Last week, the Treasury Department released, with no fanfare, the massive Financial Report (FR) of the US Government. Using an accrual accounting basis, rather than a cash basis, the FR shows a much poorer picture of the current finances of the federal government than the conventional budget. Even its uniformly optimistic assumptions project a clearly unsustainable future for the federal government’s budget under current policy.

 

The budget deficit under the conventional cash-basis terms increased from $1.4 trillion in 2022 to $1.7 trillion in 2023, or about 6.2 percent of GDP, mainly because of some weakness in tax revenues owing to a lower stock market in the prior year and the drying up of transfers from the Federal Reserve owing to higher interest rates. The alternative measure presented in the FR of the net call added this year by the federal government on the future resources of its citizens is the net operating cost, which includes accruals of retirement, disability, and health benefits to federal employees and veterans. At $3.4 trillion in 2023, or an eighth of GDP, it was double the cash basis deficit. In 2019, the net operating cost of the federal government was “only” $1.4 trillion.

 

Another way the FR presents the current financial status of the federal government is the net position— assets minus liabilities. In 2023, assets of $5.4 trillion include cash, inventory, loans receivable, as well as buildings, equipment, and general-purpose land. Liabilities of $42.9 trillion include federal debt held by the public of $26.3 trillion, or about 97 percent of GDP, and $14.3 trillion owed as an obligation for federal employee and veterans’ benefits payable. The net position of the federal government was thus negative $37.5 trillion in 2023, compared to $34.1 trillion in 2022. The worsening occurred mainly because debt outstanding increased by $2 trillion during the year.

 

The FR also does projections over the next 75 years of the conventional federal government budget measures of cash deficits and debt outstanding.
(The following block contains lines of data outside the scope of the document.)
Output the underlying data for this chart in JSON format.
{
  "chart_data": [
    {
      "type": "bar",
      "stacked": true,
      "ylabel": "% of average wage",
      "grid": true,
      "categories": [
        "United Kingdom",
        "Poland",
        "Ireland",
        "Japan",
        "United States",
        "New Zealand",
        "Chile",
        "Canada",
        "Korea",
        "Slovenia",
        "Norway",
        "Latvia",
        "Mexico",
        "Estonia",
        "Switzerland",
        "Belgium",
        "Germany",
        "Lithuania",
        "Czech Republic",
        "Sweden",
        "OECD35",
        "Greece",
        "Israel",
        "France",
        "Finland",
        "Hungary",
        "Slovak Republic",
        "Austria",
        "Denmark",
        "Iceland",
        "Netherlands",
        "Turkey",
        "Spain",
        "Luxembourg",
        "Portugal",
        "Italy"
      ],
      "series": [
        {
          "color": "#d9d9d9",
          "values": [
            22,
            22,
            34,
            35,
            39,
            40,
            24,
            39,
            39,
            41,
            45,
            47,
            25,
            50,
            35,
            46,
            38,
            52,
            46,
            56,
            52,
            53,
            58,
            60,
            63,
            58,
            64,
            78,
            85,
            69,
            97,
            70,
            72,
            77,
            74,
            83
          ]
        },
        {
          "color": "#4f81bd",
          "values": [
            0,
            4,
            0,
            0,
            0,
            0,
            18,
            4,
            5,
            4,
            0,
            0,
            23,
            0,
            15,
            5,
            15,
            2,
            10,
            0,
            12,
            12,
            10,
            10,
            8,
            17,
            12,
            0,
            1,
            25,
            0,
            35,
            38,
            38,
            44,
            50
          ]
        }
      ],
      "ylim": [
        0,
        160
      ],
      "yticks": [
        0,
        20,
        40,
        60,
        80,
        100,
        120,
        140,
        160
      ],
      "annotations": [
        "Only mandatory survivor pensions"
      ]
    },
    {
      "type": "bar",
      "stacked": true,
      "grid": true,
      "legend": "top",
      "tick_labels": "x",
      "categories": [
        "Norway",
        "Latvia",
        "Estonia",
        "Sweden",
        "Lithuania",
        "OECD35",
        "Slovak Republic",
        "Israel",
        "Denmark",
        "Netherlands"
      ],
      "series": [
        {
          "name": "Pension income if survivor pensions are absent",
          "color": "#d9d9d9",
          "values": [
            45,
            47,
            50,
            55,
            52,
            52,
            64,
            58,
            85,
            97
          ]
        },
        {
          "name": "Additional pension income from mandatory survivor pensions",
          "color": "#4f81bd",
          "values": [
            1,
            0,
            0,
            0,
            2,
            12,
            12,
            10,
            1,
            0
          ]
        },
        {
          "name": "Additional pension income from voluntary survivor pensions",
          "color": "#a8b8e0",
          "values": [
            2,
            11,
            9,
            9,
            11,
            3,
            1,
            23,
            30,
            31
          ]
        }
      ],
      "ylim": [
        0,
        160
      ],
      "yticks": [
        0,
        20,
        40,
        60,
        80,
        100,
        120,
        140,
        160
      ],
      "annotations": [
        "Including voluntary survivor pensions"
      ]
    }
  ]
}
It characterizes the situation as “unsustainable.” More specifically, it projects that the deficit will increase to 5.9 percent of GDP in 2028, 14.1 percent in 2047, 21.1 percent in 2070, and 29.1 percent by 2097. The causes are a growing primary deficit due to increased spending for Social Security and Medicare on the retiring baby boom generation, peaking at 4.4 percent of GDP in 2043, but mainly from the rapidly and continually growing torrent of interest spending as debt outstanding growing faster than the economy must be serviced. Indeed, debt as a share of GDP is projected to rise to 200 percent by 2047 and reach 531 percent by 2098.